A click-through rate (CTR) is an online marketing metric used to track user engagement. Let’s review how this metric works and how you can use it to improve your marketing campaigns.
What Is a Click Through Rate (CTR)?
Your CTR measures how many people click on your campaign against how many times your campaign appears to users.
You can measure a CTR for most digital marketing channels, but you’ll commonly use this metric to track PPC, SEO, paid social, and email campaigns. CTR works best for these campaigns because their common goal is to direct a user to a specific webpage.
Say you’re running a PPC ad. You can easily track how many people see your ad, and how many users clicked on your ad. Here, the CTR metric is useful because you can gauge how well your ad is performing.
Your click-through rate doesn’t work in isolation. Other metrics like conversion rate and bounce rate are important to monitor too.
How Is CTR Calculated?
Although most marketing tools will calculate your click-through rate for you, it’s easy to do yourself. To determine your campaign’s CTR, divide the number of clicks your ad received by the number of impressions your ad generated. Multiply the resulting number by 100 to determine your CTR.
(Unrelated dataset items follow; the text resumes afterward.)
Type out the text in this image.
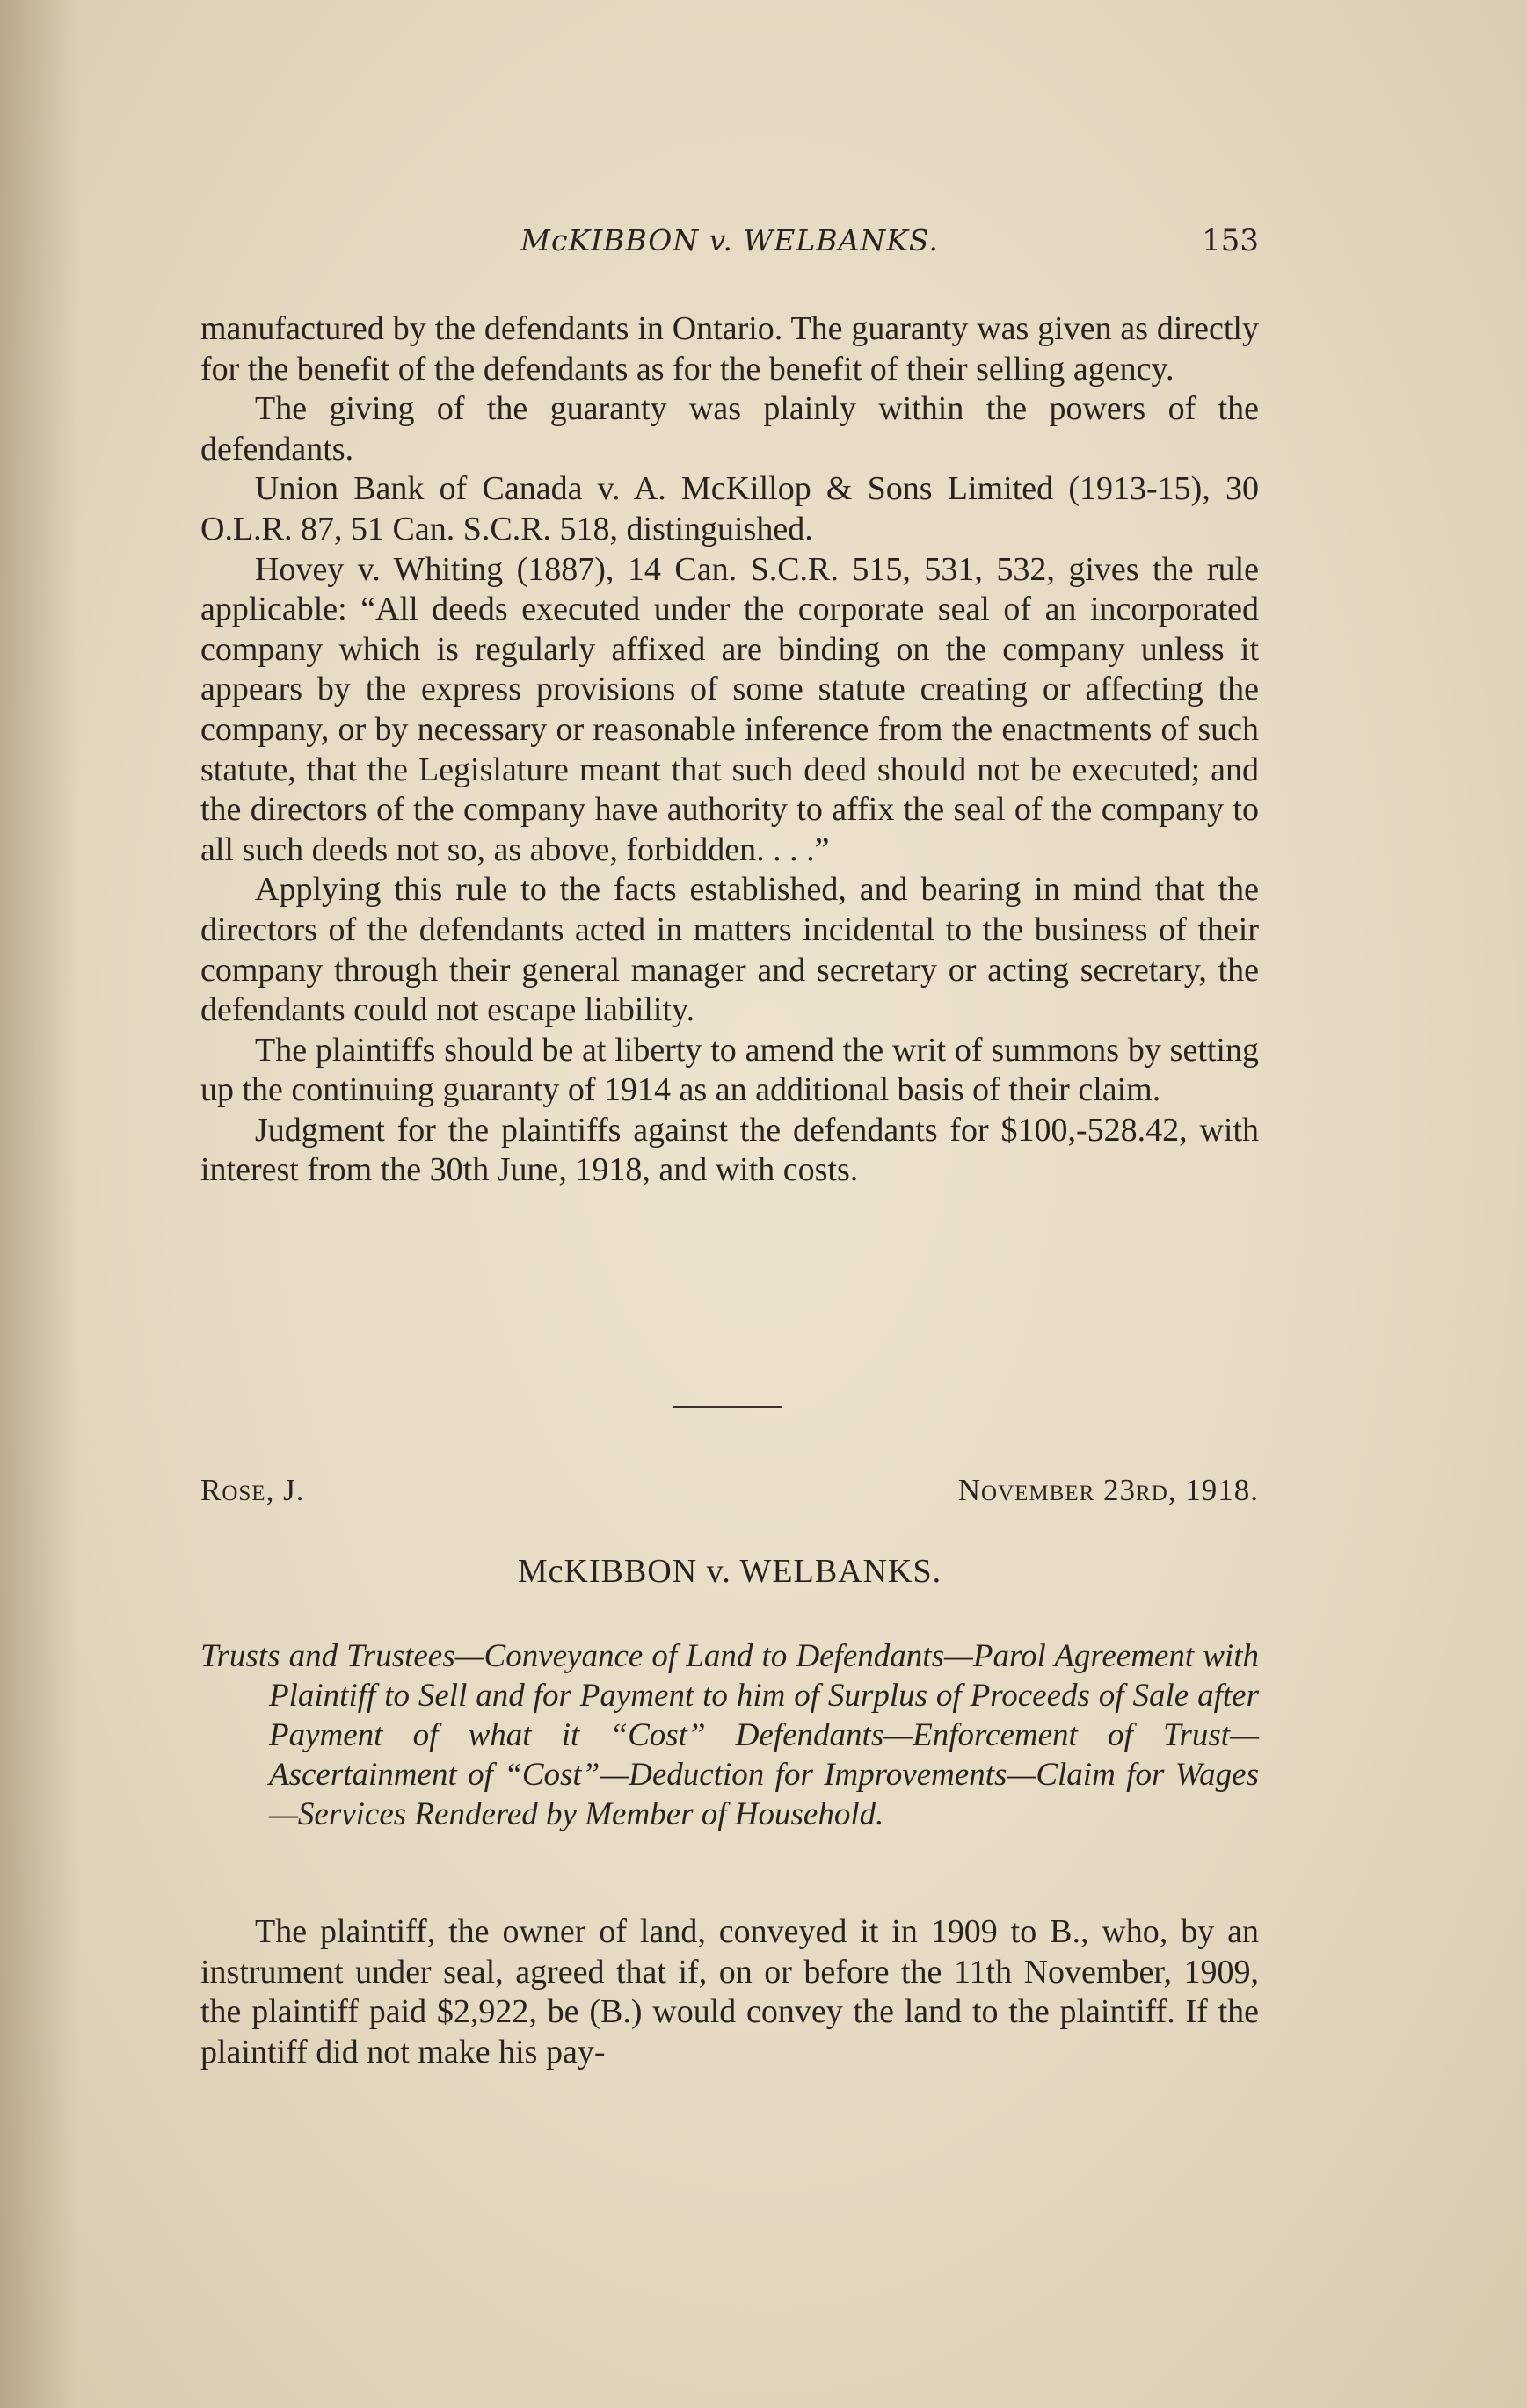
McKIBBON v. WELBANKS.	153

manufactured by the defendants in Ontario. The guaranty was given as directly for the benefit of the defendants as for the benefit of their selling agency.

The giving of the guaranty was plainly within the powers of the defendants.

Union Bank of Canada v. A. McKillop & Sons Limited (1913-15), 30 O.L.R. 87, 51 Can. S.C.R. 518, distinguished.

Hovey v. Whiting (1887), 14 Can. S.C.R. 515, 531, 532, gives the rule applicable: “All deeds executed under the corporate seal of an incorporated company which is regularly affixed are binding on the company unless it appears by the express provisions of some statute creating or affecting the company, or by necessary or reasonable inference from the enactments of such statute, that the Legislature meant that such deed should not be executed; and the directors of the company have authority to affix the seal of the company to all such deeds not so, as above, forbidden. . . .”

Applying this rule to the facts established, and bearing in mind that the directors of the defendants acted in matters incidental to the business of their company through their general manager and secretary or acting secretary, the defendants could not escape liability.

The plaintiffs should be at liberty to amend the writ of summons by setting up the continuing guaranty of 1914 as an additional basis of their claim.

Judgment for the plaintiffs against the defendants for $100,-528.42, with interest from the 30th June, 1918, and with costs.

Rose, J.	November 23rd, 1918.
McKIBBON v. WELBANKS.
Trusts and Trustees—Conveyance of Land to Defendants—Parol Agreement with Plaintiff to Sell and for Payment to him of Surplus of Proceeds of Sale after Payment of what it “Cost” Defendants—Enforcement of Trust—Ascertainment of “Cost”—Deduction for Improvements—Claim for Wages—Services Rendered by Member of Household.

The plaintiff, the owner of land, conveyed it in 1909 to B., who, by an instrument under seal, agreed that if, on or before the 11th November, 1909, the plaintiff paid $2,922, be (B.) would convey the land to the plaintiff. If the plaintiff did not make his pay-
CTR = (Clicks / Impressions) x 100
Say you ran an ad that generated 10 clicks from 100 impressions. Using the formula above, you’d divide 10 (number of clicks) by 100 (number of impressions).
10 divided 100 equals 0.1. To find the CTR, we multiply 0.1 by 100, which returns 10. Your click-through rate would be 10%.
What Affects Click-Through Rate?
1. Relevancy
Make sure your content is relevant to the channel and landing page its related to. This means that any ad, email, or campaign should have the same message as its landing page. This is not only important for your CTRs but also your bounce rate and, ultimately, conversion.